In Asia Pacific, Dave West, President for Asia Pacific, Japan and Greater China (APJC) at Cisco commented that partners will be critical to reaching out to customers with the new solution. West said that Cisco is already working with partners closely across the board and has already started briefing them on AI Defense.
Sampath also mentioned that Cisco has already walked key channel partners through the whole launch announcement, including the training they will need to take, even before the launch. This is to make sure that partners are aware of the product that’s being brought to the market.
“We’re working with partners in the US and across APJC as well. We’ve had briefings with them and close conversations with partners like Data#3 and a bunch of other folks. On the MSSP side of the house, we’re bringing all these solutions baked into the Cisco Security Cloud, and more specifically the Security Cloud Control Console. This will allow MSSPs to be able to provision and manage all of these capabilities. All of Cisco Security capabilities using that console is coming to market around summer,” said Sampath.
Meanwhile, West highlighted that 97% of Cisco’s business in the APJC region flows through the channel ecosystem. He added that Cisco has a lot of very attractive and successful partners and they’re going to continue to grow.
“We just so happen to have a lot of Robust Intelligence partners as well because the founder of Robust Intelligence is Japanese, so there's a lot of affinity to this part of the world. As we combine these capabilities for AI Defense, you'll see us ramp very quickly. March 2025 is sort of that stepping off point where we go, but between now and March, we'll be enabling our partners to build the competencies and the capabilities. This includes ramping up our teams in the next 30 to 45 days so that we’re ready to go in March successfully. We’ve got new fiscal years in Japan and in India as we cross the March to April boundary, so it’ll be a really good time,” explained West.

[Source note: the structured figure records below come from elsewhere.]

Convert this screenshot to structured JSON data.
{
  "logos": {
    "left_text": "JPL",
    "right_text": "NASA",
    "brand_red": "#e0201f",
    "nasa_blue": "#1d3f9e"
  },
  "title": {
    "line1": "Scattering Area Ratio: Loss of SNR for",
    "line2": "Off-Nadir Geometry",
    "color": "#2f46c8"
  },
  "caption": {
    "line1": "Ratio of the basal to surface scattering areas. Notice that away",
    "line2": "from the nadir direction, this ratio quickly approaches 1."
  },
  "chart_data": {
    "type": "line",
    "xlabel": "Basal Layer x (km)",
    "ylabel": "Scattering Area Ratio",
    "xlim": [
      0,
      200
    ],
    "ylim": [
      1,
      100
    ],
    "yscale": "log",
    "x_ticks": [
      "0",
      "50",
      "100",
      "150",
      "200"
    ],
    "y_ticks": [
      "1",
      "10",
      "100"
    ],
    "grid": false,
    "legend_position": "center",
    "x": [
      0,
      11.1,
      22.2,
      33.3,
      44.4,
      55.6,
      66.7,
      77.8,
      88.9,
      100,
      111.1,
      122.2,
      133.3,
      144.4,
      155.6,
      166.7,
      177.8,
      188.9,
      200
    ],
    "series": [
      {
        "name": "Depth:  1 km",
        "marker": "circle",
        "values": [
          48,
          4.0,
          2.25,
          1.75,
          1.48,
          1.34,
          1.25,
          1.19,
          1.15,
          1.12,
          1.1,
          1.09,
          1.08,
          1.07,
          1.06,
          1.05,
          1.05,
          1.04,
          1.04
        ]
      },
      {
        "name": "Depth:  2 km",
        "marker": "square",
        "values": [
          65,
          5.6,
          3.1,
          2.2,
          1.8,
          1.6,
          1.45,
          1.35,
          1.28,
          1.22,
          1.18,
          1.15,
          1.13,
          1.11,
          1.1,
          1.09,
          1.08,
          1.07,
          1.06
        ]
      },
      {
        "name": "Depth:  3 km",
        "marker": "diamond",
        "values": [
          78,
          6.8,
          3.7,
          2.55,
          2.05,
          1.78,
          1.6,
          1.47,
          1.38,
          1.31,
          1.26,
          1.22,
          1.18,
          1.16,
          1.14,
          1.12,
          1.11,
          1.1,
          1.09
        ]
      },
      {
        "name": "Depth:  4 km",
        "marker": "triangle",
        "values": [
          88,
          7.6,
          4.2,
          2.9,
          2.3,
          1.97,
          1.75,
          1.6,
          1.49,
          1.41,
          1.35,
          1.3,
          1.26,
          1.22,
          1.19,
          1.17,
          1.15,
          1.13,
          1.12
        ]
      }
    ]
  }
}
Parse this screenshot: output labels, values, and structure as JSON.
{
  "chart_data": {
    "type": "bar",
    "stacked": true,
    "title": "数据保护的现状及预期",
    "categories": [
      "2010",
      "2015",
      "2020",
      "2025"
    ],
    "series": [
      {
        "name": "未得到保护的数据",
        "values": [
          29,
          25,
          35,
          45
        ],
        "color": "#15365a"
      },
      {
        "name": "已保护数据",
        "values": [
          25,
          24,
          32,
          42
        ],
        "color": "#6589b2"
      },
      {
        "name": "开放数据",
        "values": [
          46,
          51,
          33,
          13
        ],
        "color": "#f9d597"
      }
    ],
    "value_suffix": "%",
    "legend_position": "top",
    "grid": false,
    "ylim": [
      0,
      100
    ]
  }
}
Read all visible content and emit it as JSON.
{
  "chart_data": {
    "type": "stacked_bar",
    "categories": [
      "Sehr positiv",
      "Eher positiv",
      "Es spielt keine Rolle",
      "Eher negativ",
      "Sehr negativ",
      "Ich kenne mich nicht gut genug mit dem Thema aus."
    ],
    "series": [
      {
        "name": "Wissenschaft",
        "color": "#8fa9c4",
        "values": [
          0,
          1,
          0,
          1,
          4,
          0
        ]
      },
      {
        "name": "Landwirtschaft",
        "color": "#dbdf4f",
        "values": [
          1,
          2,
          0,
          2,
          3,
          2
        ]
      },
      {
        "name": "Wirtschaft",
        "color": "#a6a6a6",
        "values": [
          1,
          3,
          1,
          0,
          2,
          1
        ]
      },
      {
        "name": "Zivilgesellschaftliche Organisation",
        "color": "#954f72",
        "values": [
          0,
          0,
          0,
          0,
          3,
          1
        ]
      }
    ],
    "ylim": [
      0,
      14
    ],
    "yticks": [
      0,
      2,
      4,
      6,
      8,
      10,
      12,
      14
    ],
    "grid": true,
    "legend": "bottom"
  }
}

Cisco is also currently revamping its partner program. The Cisco 360 Program which was announced at the Cisco Partner Summit in November 2024, will be effective in February 2026. Rodney Clark, Global Channel Chief (SVP Partnerships and SMB) at Cisco was also recently in Singapore and Tokyo to meet with partners and Cisco Partner teams to answer questions about the program as well as discuss more opportunities with partners in the region.